Par courrier recommandé avec accusé de réception du 3 août 2016 rappelant les dispositions de l’article L.145-46-1 du code de commerce, la SELAS C ET ASSOCIES a notifié à la société SPEED l’intention de M. Y de procéder à la vente des locaux à usage commercial, au prix de 618.800 euros, outre le paiement des frais, droits et émoluments de l’acte authentique de vente, évalués à la somme de 48.400 euros et la rémunération de l’agence ONIM d’un montant de 30.200 euros. Cet envoi a été réitéré par courrier recommandé électronique le 25 août 2016.
Page 2
Par acte authentique du 3 octobre 2016, la SELAS C et ASSOCIES a reçu la vente des locaux commerciaux conclue entre M. Y et les époux X, qui a été notifiée par lettre recommandée avec avis de réception à la société SPEED le 3 octobre 2016.

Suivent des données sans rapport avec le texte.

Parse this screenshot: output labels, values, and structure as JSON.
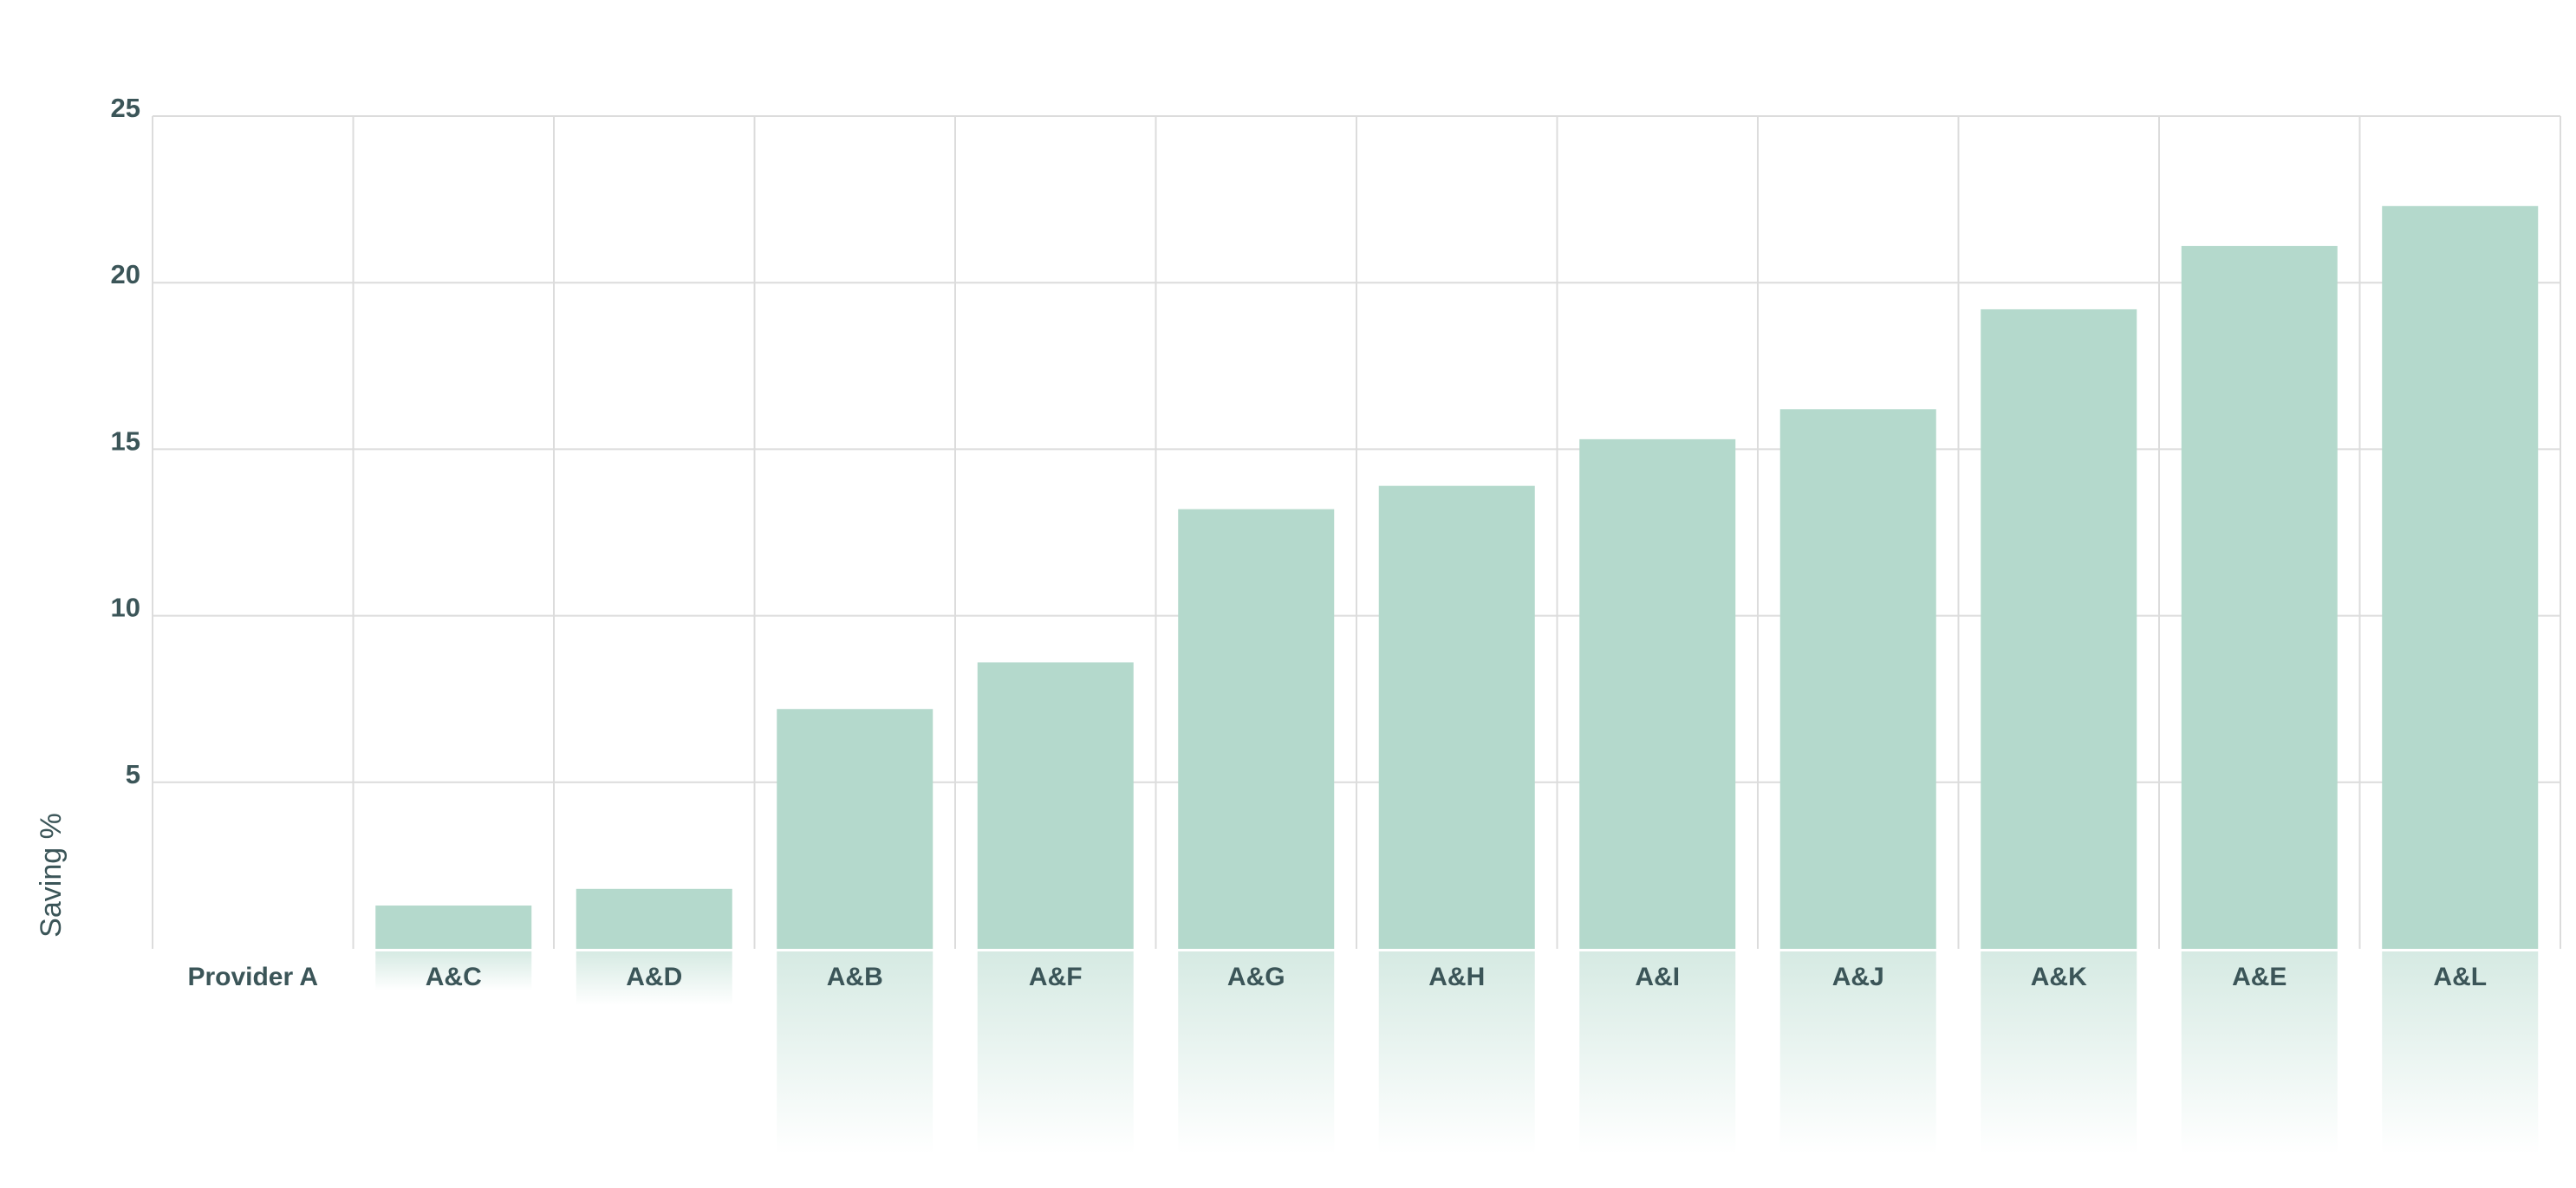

Par acte extrajudiciaire du 16 février 2017, les époux X, ont envoyé un commandement de payer les loyers visant la clause résolutoire à la société SPEED.
Par acte extrajudiciaire du 30 janvier 2018, la société SPEED a assigné les époux X devant le tribunal de grande instance de Paris aux fins essentielles de :
- condamner les époux X à réitérer l’acte de vente par la société SPEED du droit au bail du local situé 23-[…] au prix de 130.000 euros sous astreinte de 2.000 euros par mois de retard,
- suspendre les effets du commandement de payer du 16 février 2017 visant la clause résolutoire du bail commercial,
- condamner les époux X à payer la somme de 50.000 euros à la société SPEED à titre de dommages et intérêts. Cette procédure a été enregistrée sous le n°RG 18/1490.

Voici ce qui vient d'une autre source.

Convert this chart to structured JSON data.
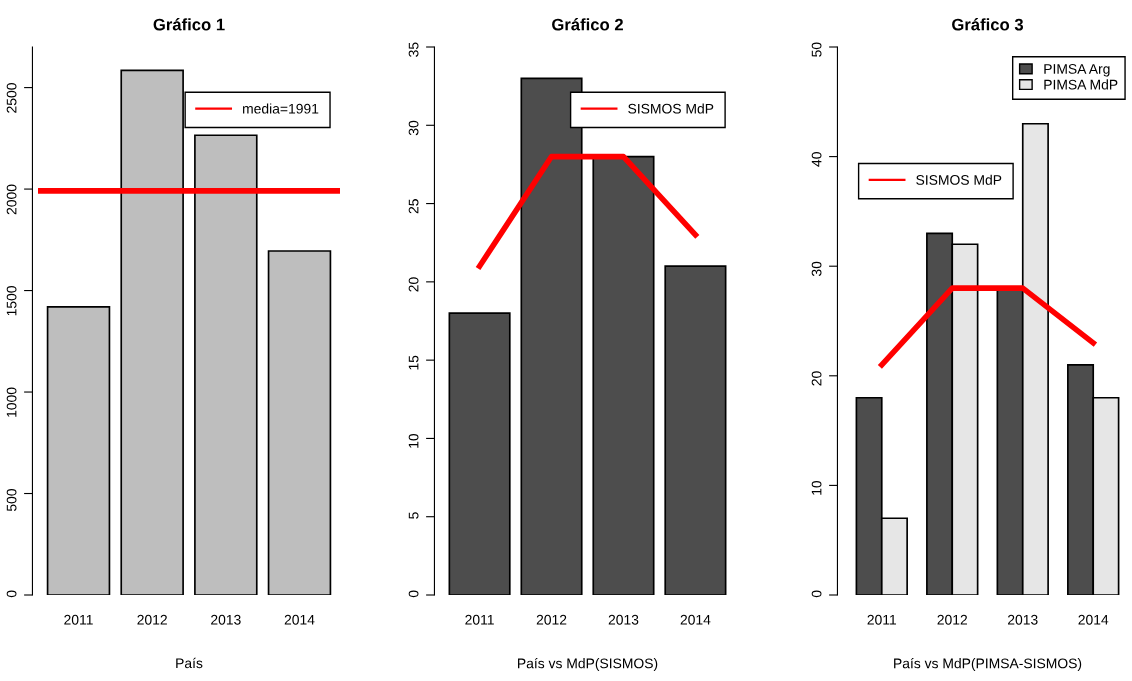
{
  "chart_data": [
    {
      "type": "bar",
      "title": "Gráfico 1",
      "xlabel": "País",
      "categories": [
        "2011",
        "2012",
        "2013",
        "2014"
      ],
      "series": [
        {
          "color": "#bebebe",
          "values": [
            1420,
            2585,
            2265,
            1695
          ]
        }
      ],
      "ylim": [
        0,
        2700
      ],
      "yticks": [
        0,
        500,
        1000,
        1500,
        2000,
        2500
      ],
      "ref_lines": [
        {
          "axis": "y",
          "value": 1991,
          "label": "media=1991",
          "color": "#ff0000"
        }
      ],
      "legend": "top right"
    },
    {
      "type": "bar",
      "title": "Gráfico 2",
      "xlabel": "País vs MdP(SISMOS)",
      "categories": [
        "2011",
        "2012",
        "2013",
        "2014"
      ],
      "series": [
        {
          "color": "#4d4d4d",
          "values": [
            18,
            33,
            28,
            21
          ]
        },
        {
          "type": "line",
          "name": "SISMOS MdP",
          "color": "#ff0000",
          "values": [
            21,
            28,
            28,
            23
          ]
        }
      ],
      "ylim": [
        0,
        35
      ],
      "yticks": [
        0,
        5,
        10,
        15,
        20,
        25,
        30,
        35
      ],
      "legend": "top right"
    },
    {
      "type": "bar",
      "title": "Gráfico 3",
      "xlabel": "País vs MdP(PIMSA-SISMOS)",
      "categories": [
        "2011",
        "2012",
        "2013",
        "2014"
      ],
      "series": [
        {
          "name": "PIMSA Arg",
          "color": "#4d4d4d",
          "values": [
            18,
            33,
            28,
            21
          ]
        },
        {
          "name": "PIMSA MdP",
          "color": "#e6e6e6",
          "values": [
            7,
            32,
            43,
            18
          ]
        },
        {
          "type": "line",
          "name": "SISMOS MdP",
          "color": "#ff0000",
          "values": [
            21,
            28,
            28,
            23
          ]
        }
      ],
      "ylim": [
        0,
        50
      ],
      "yticks": [
        0,
        10,
        20,
        30,
        40,
        50
      ],
      "legend": "top right"
    }
  ]
}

Par acte extrajudiciaire du 28 décembre 2018, les époux X ont délivré à la société SPEED un congé avec refus de renouvellement et paiement d’une indemnité d’éviction pour le 30 juin 2019.
Par jugement du 19 janvier 2021, le tribunal judiciaire de Paris a notamment :
- rejeté la demande visant à condamner Mme E F épouse X et M. H X à réitérer l’acte de vente du droit au bail,
- condamné M. H X à payer à la société SPEED la somme de 20.000 euros à titre de dommages-intérêts, avec intérêts au taux légal à compter de la présente décision,
- déclaré nul le commandement de payer visant la clause résolutoire du bail délivré le 16 février 2017,
- rejeté la demande de Mme E F épouse X et M. H X tendant à voir constater l’acquisition de la clause résolutoire du bail,
- rejeté la demande de Mme E F épouse X et M. H X tendant à voir ordonner l’expulsion de la société SPEED,
- rejeté la demande de dommages et intérêts d’un montant de 50.000 euros de Mme E F épouse X et M. H X.

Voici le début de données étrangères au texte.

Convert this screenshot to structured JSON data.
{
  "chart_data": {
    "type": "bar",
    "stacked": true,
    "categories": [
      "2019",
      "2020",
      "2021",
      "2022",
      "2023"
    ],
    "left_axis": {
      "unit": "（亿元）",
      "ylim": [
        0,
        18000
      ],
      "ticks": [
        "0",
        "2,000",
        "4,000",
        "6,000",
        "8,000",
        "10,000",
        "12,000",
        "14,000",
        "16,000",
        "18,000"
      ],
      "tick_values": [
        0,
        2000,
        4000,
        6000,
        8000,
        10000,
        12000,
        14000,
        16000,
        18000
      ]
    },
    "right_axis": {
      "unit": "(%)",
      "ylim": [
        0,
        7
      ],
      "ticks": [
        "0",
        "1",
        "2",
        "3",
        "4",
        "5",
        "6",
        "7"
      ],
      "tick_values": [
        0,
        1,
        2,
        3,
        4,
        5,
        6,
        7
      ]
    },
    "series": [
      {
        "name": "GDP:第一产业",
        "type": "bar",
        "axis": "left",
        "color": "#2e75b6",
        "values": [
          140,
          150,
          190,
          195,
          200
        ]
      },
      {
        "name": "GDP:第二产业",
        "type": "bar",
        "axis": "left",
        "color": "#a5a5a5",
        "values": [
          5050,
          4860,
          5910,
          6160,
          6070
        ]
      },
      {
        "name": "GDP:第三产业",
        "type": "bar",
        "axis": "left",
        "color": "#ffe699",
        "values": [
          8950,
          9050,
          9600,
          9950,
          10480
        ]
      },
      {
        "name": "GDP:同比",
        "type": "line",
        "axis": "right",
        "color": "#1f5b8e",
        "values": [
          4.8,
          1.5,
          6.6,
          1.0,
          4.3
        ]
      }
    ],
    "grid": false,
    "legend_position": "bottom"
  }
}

Le 12 juillet 2021, les époux X ont interjeté appel et la procédure est pendante devant le pôle 5 chambre 3 de la Cour d’appel de Paris.
Par ailleurs, par acte extrajudiciaire du 27 septembre 2021, la société SPEED a assigné les époux X devant le tribunal judiciaire de Paris aux fins essentielles de voir fixer le montant de l’indemnité d’éviction à la somme de 130.000 euros. La procédure est pendante devant la 18 chambre 1 section du tribunal judiciaire deème ère Paris sous le n°RG 21/12498.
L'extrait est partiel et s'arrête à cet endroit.